Manovra, Ici-Imu: chi pagherà e chi no

I nervi scoperti più sensibili dell’ultima manovra economica sono due: l’Ici-Imu sulla prima casa e lo stop alla perequazione automatica delle pensioni. Su questi capitoli i relatori Pier Paolo Baretta (Pd) e Maurizio Leo (Pdl) potrebbero presentare un emendamento unico al termine dei lavori della commissione Bilancio alla Camera.

Le ipotesi di modifica sono diverse. La tassa sulla prima casa potrebbe essere alleggerita innalzando la franchigia di 200 euro prevista dal testo iniziale. Si parla di un nuovo tetto di 300 o 400 euro entro cui garantire l’esenzione dal pagamento. Leo però è arrivato ad ipotizzare addirittura “uno slittamento di un anno” – al 2013 – del nuovo prelievo. Un’ipotesi più articolata è quella di tener conto dell’effettivo valore delle singole abitazioni, meccanismo che potrebbe permettere di escludere le case di lusso dalla franchigia.

Si tratta in ogni caso di soluzioni complesse da realizzare, perché la priorità numero uno del Governo è mantenere invariati i saldi della manovra e da sola l’Ici-Imu garantisce un gettito di circa 3,8 miliardi. Alzare la franchigia di appena 100 euro farebbe andare in fumo fra gli 1,4 e gli 1,8 miliardi. I rischi sociali sono però molto elevati: secondo il presidente dell’Istat, Enrico Giovannini, con il nuovo prelievo circa 1,6 milioni di cittadini italiani diventerebbero a rischio povertà.

Da questo punto di vista un aspetto da non sottovalutare è l’impatto che l’Imu potrebbe avere sui risparmi generati dalla scelta della cedolare secca sugli affitti. Secondo i primi calcoli, in media verrebbe eroso circa un terzo di quei soldi che fino ad oggi gli italiani riuscivano a mantenere nel portafogli. Ma il calcolo, naturalmente, varia in modo significativo a seconda dei redditi: per chi guadagna oltre 55 mila euro l’anno la perdita sarebbe relativamente contenuta, mentre per le fasce medio basse il vantaggio fiscale potrebbe evaporare perfino di oltre il 70%, rendendo in alcuni casi inutile – se non addirittura svantaggiosa – la scelta della cedolare secca.

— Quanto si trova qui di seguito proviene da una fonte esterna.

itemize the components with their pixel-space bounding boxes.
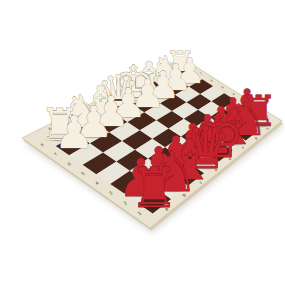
piece-red-rook-a1[interactable]: ♜ (130, 156, 180, 220)
piece-cream-pawn-a7[interactable]: ♟ (54, 106, 94, 159)
chessboard: aabbccddeeffgghh1122334455667788♜♞♟♟♝♟♚♟… (0, 0, 285, 285)
chess-set-photo: aabbccddeeffgghh1122334455667788♜♞♟♟♝♟♚♟… (0, 0, 285, 285)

Altro tema bollente legato alla tassazione dei beni immobili è il mancato coinvolgimento delle proprietà ecclesiastiche, fino ad oggi quasi completamente esentate dal pagamento dell’Ici. Tassare le abitazioni di proprietà del Vaticano porterebbe nelle casse dello Stato qualcosa come tre miliardi di euro l’anno, cifra che consentirebbe di ridimensionare notevolmente i sacrifici richiesti ai cittadini italiani. “E’ una questione che non ci siamo posti ancora”, ha confessato il premier, Mario Monti, ai giornalisti della stampa estera. Eppure sull’argomento è già divampata la polemica più aspra. In rete, nelle piazze, sui giornali e questo punto – forse – anche in Parlamento.